Flash Player 10  was released in October 2008. I can’t find any details about updates to the 10.0 release, so my census starts with version 10.1, which was released On June 10, 2010.The primary source is this list at adobe.com.

All of the following updates are for Windows; you’ll find minor variations in version numbers and release dates if you look at other platforms, although the general timeline is the same. In addition, Adobe is still releasing updates for Flash Player version 10, so there’s a corresponding 10.x update for each of the 11.x updates in the following list.

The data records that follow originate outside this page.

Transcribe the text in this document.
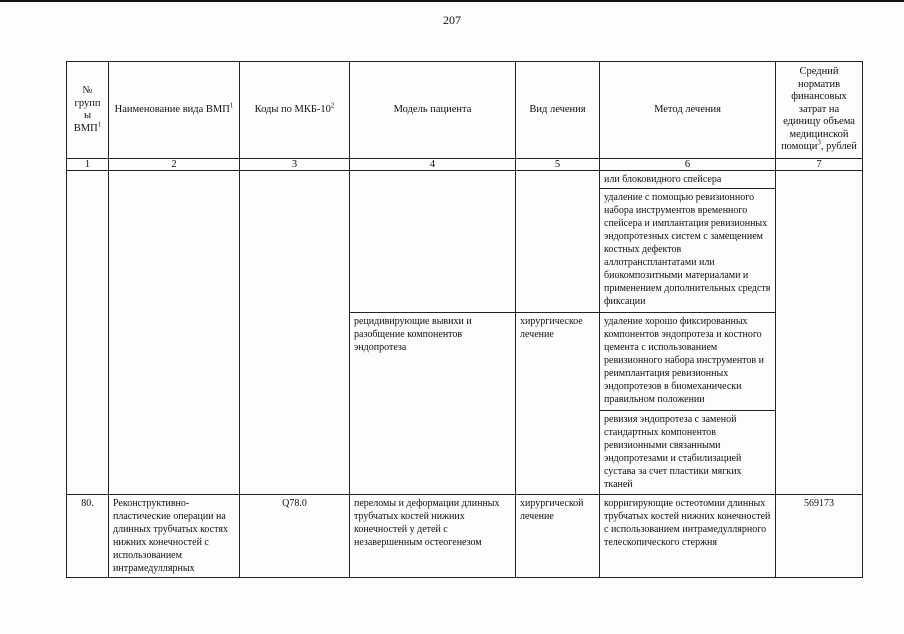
207
№ групп ы ВМП$^1$	Наименование вида ВМП$^1$	Коды по МКБ-$10^2$	Модель пациента	Вид лечения	Метод лечения	Средний норматив финансовых затрат на единицу объема медицинской помощи$^3$, рублей
1	2	3	4	5	6	7
					или блоковидного спейсера	
					удаление с помощью ревизионного набора инструментов временного спейсера и имплантация ревизионных эндопротезных систем с замещением костных дефектов аллотрансплантатами или биокомпозитными материалами и применением дополнительных средств фиксации	
			рецидивирующие вывихи и разобщение компонентов эндопротеза	хирургическое лечение	удаление хорошо фиксированных компонентов эндопротеза и костного цемента с использованием ревизионного набора инструментов и реимплантация ревизионных эндопротезов в биомеханически правильном положении	
					ревизия эндопротеза с заменой стандартных компонентов ревизионными связанными эндопротезами и стабилизацией сустава за счет пластики мягких тканей	
80.	Реконструктивно-пластические операции на длинных трубчатых костях нижних конечностей с использованием интрамедуллярных	Q78.0	переломы и деформации длинных трубчатых костей нижних конечностей у детей с незавершенным остеогенезом	хирургической лечение	корригирующие остеотомии длинных трубчатых костей нижних конечностей с использованием интрамедуллярного телескопического стержня	569173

• Flash Player 10.1.53.64 – June 10, 2010 (10.1 initial release)
• Flash Player 10.1.82.76 – August 10, 2010
• Flash Player 10.1.85.3 – September 20, 2010
• Flash Player 10.1.102.64 – November 4, 2010
• Flash Player 10.2.152.26 – February 8, 2011 (10.2 initial release)
• Flash Player 10.2.152.32 – March 8, 2011
• Flash Player 10.2.153.1 – March 21, 2011
• Flash Player 10.2.159.1 – April 17, 2011
• Flash Player 10.3.181.14 – May 12, 2011 (10.3 initial release)
• Flash Player 10.3.181.16 (Windows only) – May 31, 2011
• Flash Player 10.3.181.22/23 – June 5, 2011
• Flash Player 10.3.181.26 – June 14, 2011
• Flash Player 10.3.181.34 – June 28, 2011
• Flash Player 10.3.183.5 – August 9, 2011
• Flash Player 10.3.183.7 – August 26, 2011
• Flash Player 10.3.183.10 – September 21, 2011
• Flash Player 11.0.1.152  – October 3, 2011 (11.0 initial release)
• Flash Player 11.1.102.55 - November 10, 2011
• Flash Player 11.1.102.62 - February 15, 2012
• Flash Player 11.1.102.63 - March 5, 2012
• Flash Player 11.2.202.228 - March 28, 2012

To repeat what I said last fall: Wow, that is indeed a lot of updates.

There have been 21 separate releases of the Flash Player for Windows in the past 22 months, since Flash Player 10.1 was officially released. There was a long gap between November 4, 2010 and February 8, 2011. Coincidentally, there was a nearly identical gap from November 10, 2011 to February 15, 2012. But the pace has picked back up.